23. Hematopoietic Growth Factors
Hematopoietic growth factors are endogenous glycoproteins that bind to specific receptors on bone marrow progenitor cells and induce their differentiation and proliferation, thereby increasing production of erythrocytes and various leukocytes. Several growth factors are now available for treating anemia or leukopenia. These growth factors are produced by recombinant DNA technology and are administered parenterally.
Erythropoietin and Darbepoetin
Peritubular cells in the kidneys work as sensors that respond to hypoxia and mediate synthesis and release of erythropoietin(EPO) , a glycoprotein. EPO stimulates stem cells to differentiate into proerythroblasts and promotes the release of reticulocytes from the marrow and initiation of hemoglobin formation. EPO, thus, regulates red blood cell proliferation and differentiation in bone marrow.
Human erythropoietin (epoetin alfa), produced by recombinant DNA technology, is effective in the treatment of anemia caused by end-stage renal disease, anemia associated with human immunodeficiency virus infection, anemia in bone marrow disorders, anemia of prematurity, and anemias in some cancer patients.

25. Darbepoetin is a long-acting version of erythropoietin that differs from erythropoietin by the addition of two carbohydrate chains, which improves its biologic activity. Therefore, darbepoetin has decreased clearance and has a half-life about three times that of epoetin alfa.
Due to their delayed onset of action, these agents have no value in acute treatment of anemia. Supplementation with iron may be required to ensure an adequate response.
The protein is usually administered intravenously in renal dialysis patients, but the subcutaneous route is preferred for other indications.
These agents are generally well tolerated, but side effects may include elevation in blood pressure and arthralgia in some cases. [Note: The former may be due to increases in peripheral vascular resistance and/or blood viscosity.]
When epoetin alfa is used to target hemoglobin concentrations more than 11 g/dL, serious cardiovascular events such as thrombosis and severe hypertension & increased risk of death have been observed. The recommendations for all patients receiving epoetin alfa or darbepoetin include a minimum effective dose that does not exceed a hemoglobin level of 12 g/dL, and the hemoglobin should not rise by more than 1 g/dL over a 2-week period. Additionally, if the hemoglobin level exceeds 10 g/dL, doses of epoetin alfa or darbepoetin should be reduced or treatment should be discontinued.

26. Filgrastim, Pegfilgrastim, and Sargramostim
Filgrastim is recombinant human granulocyte colony- stimulating factor (G-CSF), and sargramostim is recombinant human granulocyte-macrophage CSF (GM-CSF). The endogenous forms of these growth factors are produced by various leukocytes, fibroblasts, and endothelial cells.
The addition of a PEG moiety to filgrastim (pegylation) creates pegfilgrastim, whose molecular size is too large to enable renal clearance, thereby increasing the half-life from about 3.5 hours for filgrastim to 42 hours for pegfilgrastim. Pegfilgrastim is eliminated primarily by neutrophil uptake and metabolism.
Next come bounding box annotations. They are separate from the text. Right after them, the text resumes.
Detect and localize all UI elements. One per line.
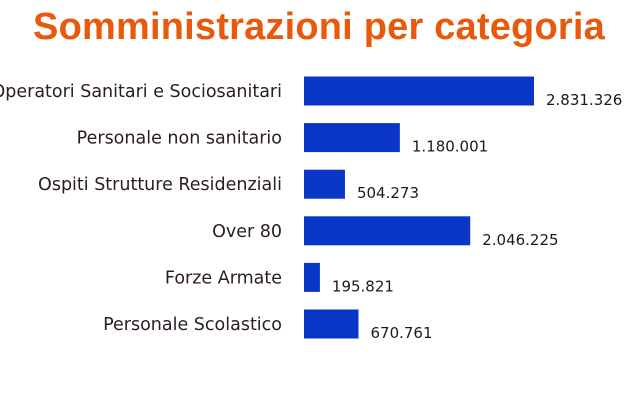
value-labels: 2.831.326 1.180.001 504.273 2.046.225 195.82…	[332, 91, 622, 342]
category-label: Forze Armate	[165, 268, 282, 288]
category-label: Personale non sanitario	[77, 129, 282, 149]
category-labels: Operatori Sanitari e Sociosanitari Person…	[0, 82, 282, 335]
bar	[304, 216, 471, 246]
category-label: Ospiti Strutture Residenziali	[38, 175, 282, 195]
bar	[304, 309, 359, 339]
bar	[304, 123, 400, 153]
value-label: 2.831.326	[546, 91, 622, 109]
bar	[304, 169, 345, 199]
chart-title: Somministrazioni per categoria	[33, 6, 605, 48]
category-label: Personale Scolastico	[103, 315, 282, 335]
bar	[304, 262, 320, 292]
value-label: 504.273	[357, 184, 419, 202]
value-label: 2.046.225	[482, 231, 558, 249]
value-label: 195.821	[332, 277, 394, 295]
category-label: Over 80	[212, 222, 282, 242]
bars	[304, 76, 534, 339]
value-label: 670.761	[370, 324, 432, 342]
value-label: 1.180.001	[412, 138, 488, 156]
bar	[304, 76, 534, 106]
category-label: Operatori Sanitari e Sociosanitari	[0, 82, 282, 102]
The longer half-life of pegfilgrastim has enabled less-frequent administration for treating cancer chemotherapy–induced neutropenia.
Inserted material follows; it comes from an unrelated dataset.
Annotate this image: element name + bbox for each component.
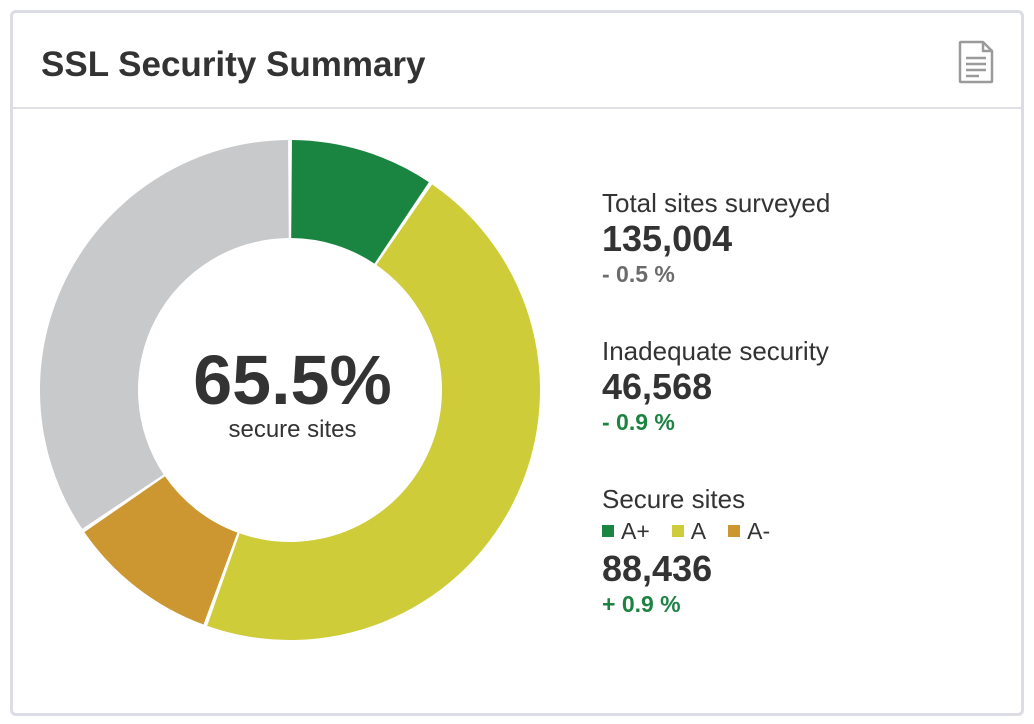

Filgrastim, pegfilgrastim, and sargramostim are used primarily to treat neutropenia associated with cancer chemotherapy and bone marrow transplantation.
Studies indicate that filgrastim may be beneficial in the treatment of aplastic anemia, hairy cell leukemia, myelodysplasia, drug-induced and congenital agranulocytosis, and other forms of congenital or acquired neutropenia.

27. Sargramostim is used to accelerate myeloid cell recovery in patients who have lymphoma, acute lymphoblastic leukemia, or Hodgkin disease and are undergoing autologous bone marrow transplantation or chemotherapy. It has also been used to reduce the incidence of fever and infections in patients with severe chronic neutropenia.
Filgrastim and sargramostim are administered subcutaneously or intravenously once a day for 2 weeks
Adverse effects: Gastrointestinal effects, fever, bone pain, myalgia and rash are recognised adverse effects; less common effects include pulmonary infiltrates and enlargement of liver or spleen.